The era of squinting at confusing 10-day weather forecasts on our devices could soon be replaced by a crystal-clear vision of long-range weather predictions, thanks to efforts from the Department of Energy's Oak Ridge National Laboratory (ORNL). Utilizing the formidable capabilities of the world's fastest supercomputer, Frontier, researchers have developed an advanced artificial intelligence model dubbed ORBIT that stands to revolutionize how we receive and use weather information. As reported on ORNL's website, this model is trained to provide highly accurate weather predictions anywhere from days to up to a month in advance.
In a move that could upend everything from daily commutes to emergency response strategies, the 2-exaflop HPE Cray EX supercomputing system of Frontier has trained what is termed the largest AI model for weather forecasting to date—covering our globe down to individual street addresses. Prasanna Balaprakash, ORNL's director of AI programs, explained the significance of this leap in forecasting technology, stating, "These would be forecasts not just for the whole country or state, not just for the local region but for your or my address." According to an interview obtained by ORNL, the goal is to provide people with "hyperlocal, hyperaccurate forecasts" that were previously beyond reach due to the complex nature of climate prediction.
The sophisticated ORBIT system, which stands for Oak Ridge Base Foundation Model for Earth System Predictability, operates with 113 billion model parameters and boasts a stunning 90 to 95% accuracy rate for short-term forecasts. The longer-term forecasts also show promise with accuracy rates ranging between 60 to 80%. This breakthrough earned the ORNL team a finalist nomination for the prestigious Gordon Bell Prize for Climate Modeling. The distinction is notable for recognizing significant advances in high-performance computing used in climate modeling applications.
Importantly, while popular AI models used for various applications, such as OpenAI's ChatGPT, are built upon large language models, ORBIT differentiates itself by relying on a foundation model that intakes an extensive array of weather-specific data, such as cloud formations and temperature fluctuations. During the training process, the involvement of more than 6,000 nodes of Frontier's architecture facilitated the simulations to reach unprecedented speeds, validating ORBIT's capability for dealing with vast amounts of weather data and pattern recognition. Xiao Wang, an ORNL computer scientist, also highlighted ORBIT's design to function "across various computing platforms without being tied to specific hardware" in a statement released by ORNL.
Looking ahead, ORBIT is not only a scientific boon but promises significant energy and cost savings as well. Once the AI model's training is complete, it won't require the same computational heft for updates or usage. As Balaprakash pointed out, "The model only has to be trained once." He anticipates that the same modeling power could eventually be accessed from devices as commonplace as smartphones. This progress aligns with the broader mission of machine learning in meteorology to act as a cheaper, faster, and more efficient surrogate for traditional climate simulations.

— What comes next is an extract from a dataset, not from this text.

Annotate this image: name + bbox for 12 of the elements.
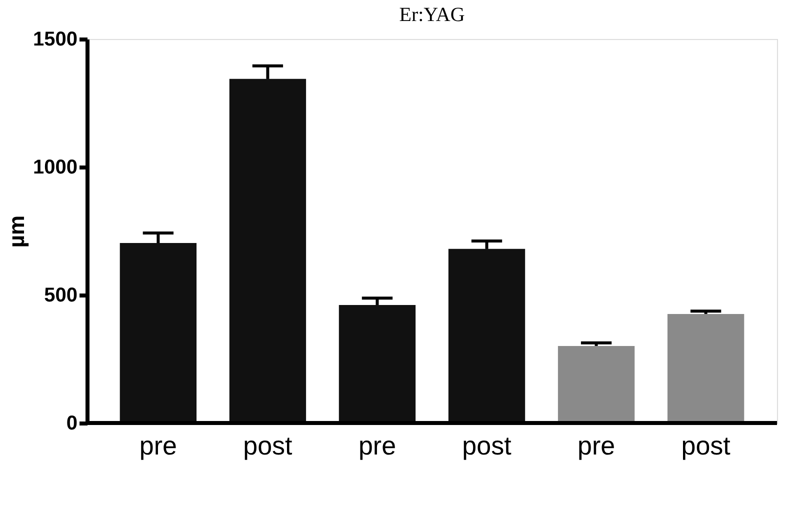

Furthermore, integral to ORBIT's reliability will be its capacity for uncertainty quantification, tasking the model with self-assessing the confidence levels in its own forecasts. Dan Lu, an ORNL computational scientist, underlined the importance of establishing trustworthiness by having the model present its predictions with corresponding certainty percentages. Agencies such as the Department of Defense and institutions like the Tennessee Valley Authority are reportedly already showing interest in utilizing ORBIT for their operations, signaling broad implications for strategic planning and resource management linked to weather-dependent activities.
The application of ORBIT is seen as "a starting point," suggesting a continuous journey of refinement and enhancement lies ahead. With potential applications ranging from personal planning to national defense, ORBIT's advancement signals an impending shift in our interaction with the elements, priming society for a future where weather forecasts are as reliable as they are pivotal.